# Python/Go/Java Project Requirements

## Project 1
## Read a pdf file from a folder. Refer to the PDF file Chemistry Questions.pdf
### Requirements
1. Store a PDF file in a folder called “/content”
2. Read PDF file from the folder
3. Write the content to a text file called “output.txt”
4. Store this file under the “/content” folder
### Error Handling
1. Take care of case where folder is not available
2. Take care of case where PDF file is not present in the content folder
3. Take care of case where the output.txt file is not available

In [3]:
pip install PyPDF2 pandas

Note: you may need to restart the kernel to use updated packages.


In [4]:
import os
import PyPDF2

In [6]:
def read_pdf_from_folder(folder_path, filename):
    file_path = os.path.join(folder_path, filename)

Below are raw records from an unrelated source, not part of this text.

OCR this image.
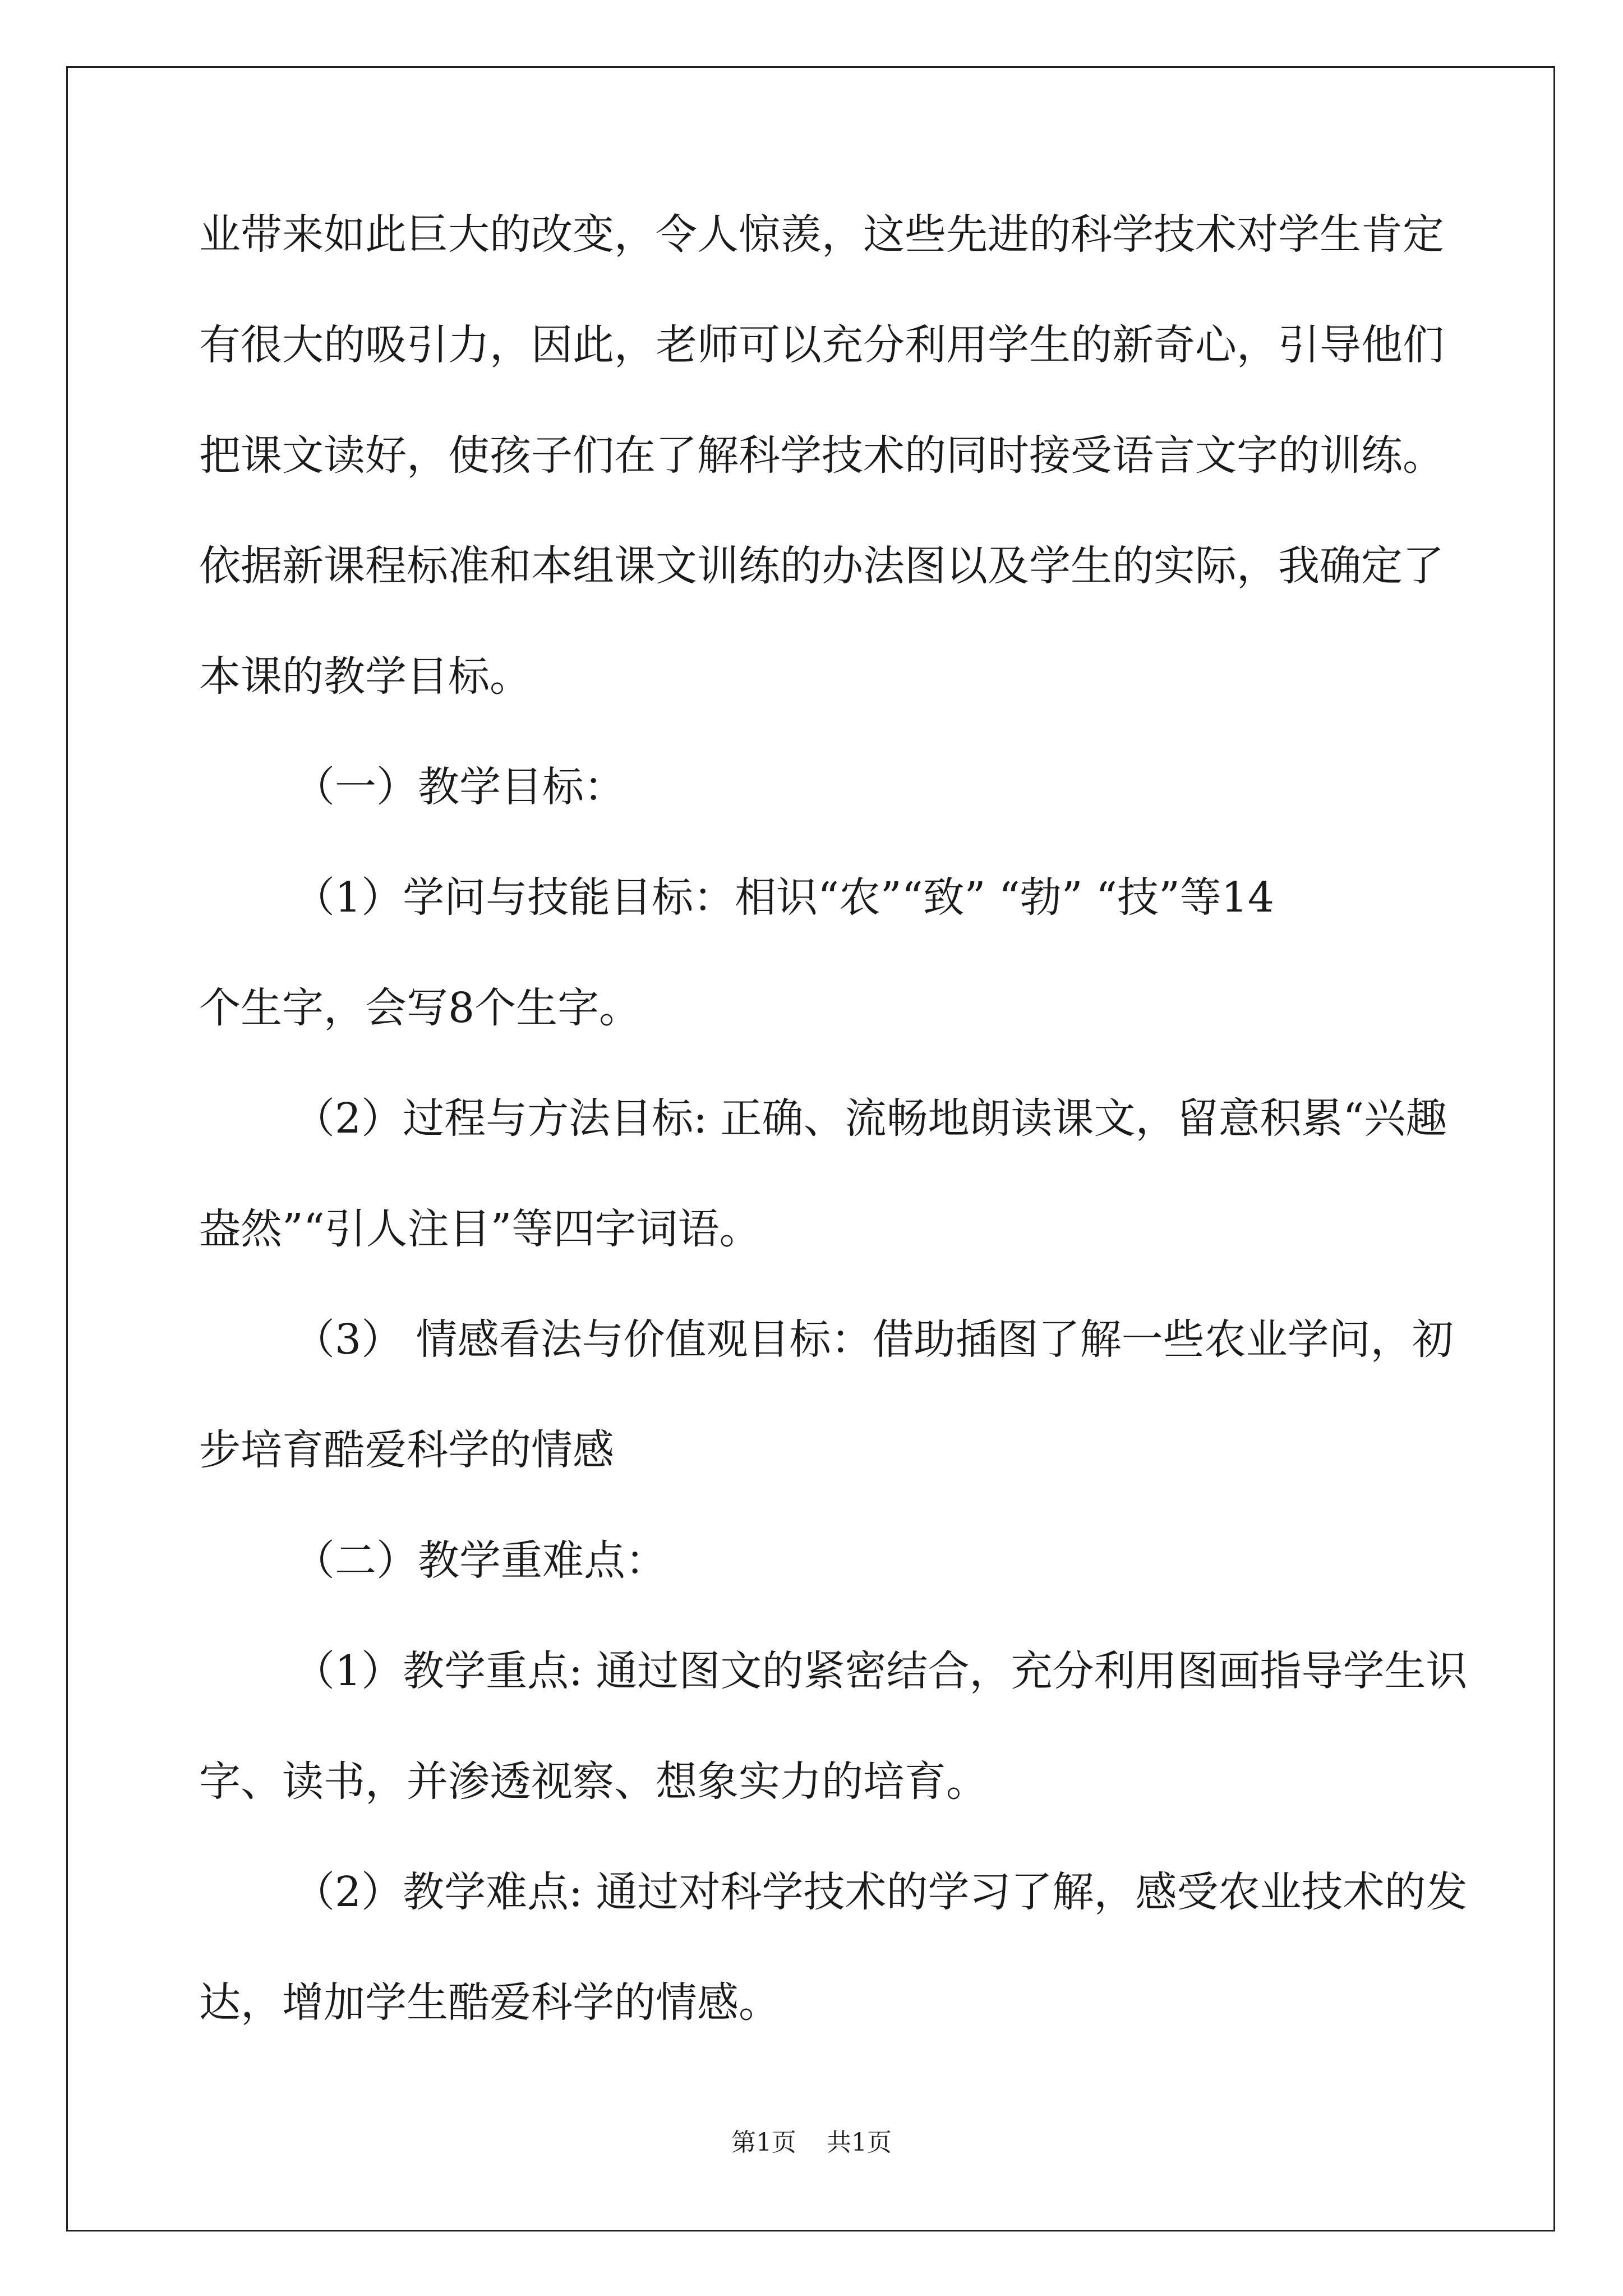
业带来如此巨大的改变，令人惊羡，这些先进的科学技术对学生肯定

有很大的吸引力，因此，老师可以充分利用学生的新奇心，引导他们

把课文读好，使孩子们在了解科学技术的同时接受语言文字的训练。

依据新课程标准和本组课文训练的办法图以及学生的实际，我确定了

本课的教学目标。

（一）教学目标：

（1）学问与技能目标：相识“农”“致” “勃” “技”等14

个生字，会写8个生字。

（2）过程与方法目标: 正确、流畅地朗读课文，留意积累“兴趣

盎然”“引人注目”等四字词语。

（3） 情感看法与价值观目标：借助插图了解一些农业学问，初

步培育酷爱科学的情感

（二）教学重难点：

（1）教学重点: 通过图文的紧密结合，充分利用图画指导学生识

字、读书，并渗透视察、想象实力的培育。

（2）教学难点: 通过对科学技术的学习了解，感受农业技术的发

达，增加学生酷爱科学的情感。

第1页 共1页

    if not os.path.exists(file_path):
        print(f"File not found: {file_path}")
        return

    with open(file_path, 'rb') as file:
        reader = PyPDF2.PdfReader(file)
        text = ""
        for page_num, page in enumerate(reader.pages):
            text += f"\n--- Page {page_num + 1} ---\n"
            text += page.extract_text() or "[No text found]"
        return text

In [8]:
def write_to_text_file(text, output_file, output_folder):
    os.makedirs(output_folder, exist_ok=True)
    output_path = os.path.join(output_folder, output_file)
    with open(output_path, 'w', encoding='utf-8') as file:
        file.write(text)
        if not os.path.exists(output_path):
            print(f"Failed !!! File not found: {output_path}")
            return
        else:
             print(f"Success !!! Content written to {output_path}")

In [10]:
folder = "/Users/naganatarajan/Desktop/GEN_AI_Tasks/my_python_tasks/content/"  # Change this to your folder path
pdf_file = "Chemistry Questions.pdf"        # Change this to your PDF file name
output_file="output.txt"
content = read_pdf_from_folder(folder, pdf_file)
if content:
    write_to_text_file(content,output_file,folder)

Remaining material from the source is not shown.